Dean's words flowed through Sam's head, and with them, a thousand different emotions. Dean had been pushed to the point of breaking in Hell. Had been forced to do the impossible, and the thought of what had to have happened to Dean in order for that to happen made Sam want to throw up.

Forty years.

Sam had to close his eyes for a minute and breathe. His eyes were stinging, tears slipping through, because he'd expected torture. He'd expected terrible things past fathoming to happen to Dean, expected Hell to take a little longer than Earth time, but that? What Alastair had done to him? That was the cruelest of them all.

His stomach churned at the thought of Dean being forced to be the one to torture them, just to keep himself off the rack. God. Flayed, beaten, carved up, then made whole again. A monstrous exaggeration of Prometheus, bound and broken and a plaything of the gods.

Forty years.

Sam had to shudder in a breath, because dammit, he should've found something. Anything to get Dean out, anything to stop Hell from keeping his brother for almost a lifetime. The guilt twisted his stomach into something recognizable, something he hadn't felt since the summer of four months that hadn't been four months for Dean. Forty years.

A choked sound made him reopen his eyes, and they widened even further when they caught sight of Dean. Dean, who was still crying, gasping for air now, sobbing. He kept rubbing at his face, trying to get the tears to stop, and finally left his hand over his face.

Sam let the beer bottle fall from his fingers, his thirst of minutes ago long gone. He slid over until he was right behind his brother, reached out with both arms, and pulled an unresisting Dean against his chest. "Sammy," Dean choked, and Sam had no clue what Dean was asking for.

But he damn well knew what Dean needed. "I've got you," Sam whispered, his voice shaky. "I've got you, and I'm not letting go."

Dean folded completely against him, little hiccups and harsh, stuttered breaths. Sam closed his eyes and tightened his grip on him, and really felt what he was holding. A warm body that was here, one that Uriel had promised to ship back to Hell because the angel freakin' felt like it. The one that had made a sacrifice, again, for Sam. Even if it had turned out the way they'd hoped, it had still been a sacrifice.

And suddenly, something became very important to say. "It wasn't your fault," Sam said, even as Dean rubbed at his red eyes and tried to breathe in deep breaths. "It wasn't."

"Sammy, I-"

"It wasn't your fault," Sam repeated, more firmly this time. "What you were put through...god, Dean, what you survived...you held on a hell of a lot longer than anyone else would've." Forty years in the pit. "You sacrificed yourself to try and save others, and Hell forced you to do what it wanted you to do. You were the tool, not the driving force."

Dean leaned against him for a moment longer, then sat back up against the edge of the car, wiping his face one last time. Tears still rolled down his cheeks, and Sam knew they would for awhile. He'd bottled it up, and it had been viciously uncorked. Sam knew what that felt like.

Sam's hand was still on Dean's shoulder, though, and it felt as if Dean was almost pushing into it. Sam squeezed, gently, and Dean closed his eyes. Sam had to close his own eyes and swallow down the guilt again, this time at the selfish thought that was arising.

Because deep down inside Sam, he was secretly glad that Dean had given in. He was glad Dean had done it, and saved a part of himself for himself. Dean wouldn't see it that way, but Sam did. He wouldn't tell Dean now. Not when Dean was still breaking, still trying to put himself back together. Hell, Sam would probably never tell him, because Dean wouldn't understand how much he was worth.

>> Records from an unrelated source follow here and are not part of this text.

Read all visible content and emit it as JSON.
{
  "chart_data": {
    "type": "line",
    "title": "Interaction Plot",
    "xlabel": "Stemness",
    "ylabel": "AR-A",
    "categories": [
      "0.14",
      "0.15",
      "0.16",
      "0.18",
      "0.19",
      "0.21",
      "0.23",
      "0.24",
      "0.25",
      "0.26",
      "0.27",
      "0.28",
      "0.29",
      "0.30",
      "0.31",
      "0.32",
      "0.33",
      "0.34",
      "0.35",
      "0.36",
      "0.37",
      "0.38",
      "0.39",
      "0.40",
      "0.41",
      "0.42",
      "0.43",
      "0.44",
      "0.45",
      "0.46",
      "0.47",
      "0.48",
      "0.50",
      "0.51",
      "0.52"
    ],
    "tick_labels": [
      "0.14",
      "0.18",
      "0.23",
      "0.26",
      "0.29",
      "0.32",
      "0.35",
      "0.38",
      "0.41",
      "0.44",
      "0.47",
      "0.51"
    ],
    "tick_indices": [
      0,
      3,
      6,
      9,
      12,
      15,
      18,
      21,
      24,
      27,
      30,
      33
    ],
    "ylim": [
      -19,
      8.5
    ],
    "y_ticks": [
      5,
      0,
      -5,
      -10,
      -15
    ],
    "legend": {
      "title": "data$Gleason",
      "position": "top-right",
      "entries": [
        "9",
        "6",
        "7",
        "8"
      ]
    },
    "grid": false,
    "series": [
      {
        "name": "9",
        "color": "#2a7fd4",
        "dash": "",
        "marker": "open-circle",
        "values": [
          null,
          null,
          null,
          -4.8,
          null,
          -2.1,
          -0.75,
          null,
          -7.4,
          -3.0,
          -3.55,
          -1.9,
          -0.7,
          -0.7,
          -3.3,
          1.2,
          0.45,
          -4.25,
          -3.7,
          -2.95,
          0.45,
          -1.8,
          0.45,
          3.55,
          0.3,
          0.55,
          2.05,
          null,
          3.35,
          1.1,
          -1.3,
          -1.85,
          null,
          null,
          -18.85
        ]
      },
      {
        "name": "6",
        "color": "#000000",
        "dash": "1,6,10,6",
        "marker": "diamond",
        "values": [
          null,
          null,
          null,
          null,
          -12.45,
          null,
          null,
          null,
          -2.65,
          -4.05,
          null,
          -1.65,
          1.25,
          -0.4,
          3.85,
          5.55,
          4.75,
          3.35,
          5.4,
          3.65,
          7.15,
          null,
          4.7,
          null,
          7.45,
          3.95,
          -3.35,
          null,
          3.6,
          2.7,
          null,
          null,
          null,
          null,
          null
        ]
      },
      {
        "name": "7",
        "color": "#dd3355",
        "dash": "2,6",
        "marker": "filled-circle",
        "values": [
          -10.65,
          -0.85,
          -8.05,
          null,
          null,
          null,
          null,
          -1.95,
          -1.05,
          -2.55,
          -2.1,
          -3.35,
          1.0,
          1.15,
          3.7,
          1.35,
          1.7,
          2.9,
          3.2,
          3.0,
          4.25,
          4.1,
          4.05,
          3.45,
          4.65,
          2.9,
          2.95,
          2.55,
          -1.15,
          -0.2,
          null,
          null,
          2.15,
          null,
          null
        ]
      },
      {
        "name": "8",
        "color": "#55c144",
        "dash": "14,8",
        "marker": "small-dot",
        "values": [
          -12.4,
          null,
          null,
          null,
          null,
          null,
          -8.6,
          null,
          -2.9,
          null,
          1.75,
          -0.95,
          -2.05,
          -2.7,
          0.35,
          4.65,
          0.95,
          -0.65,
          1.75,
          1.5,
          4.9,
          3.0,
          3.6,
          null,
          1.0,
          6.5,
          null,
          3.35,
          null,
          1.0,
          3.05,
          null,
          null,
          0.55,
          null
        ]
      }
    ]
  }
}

He always sacrificed for others, and the one selfish act that Hell had forced him to commit was tearing him apart.

Now, though, Hell was a glimmer in the distance, and Dean wouldn't sacrifice himself anymore. Not with Sam there to keep it from happening, not with Sam there to keep him safe.

They stayed there, tucked on the small off-beat road, leaning against each other, Sam firm and strong behind his brother. Even as Dean slowed his trembling, his breathing becoming steadier with each passing moment, Sam still stayed behind him.

Hell had gotten its forty years. It wasn't getting a second more.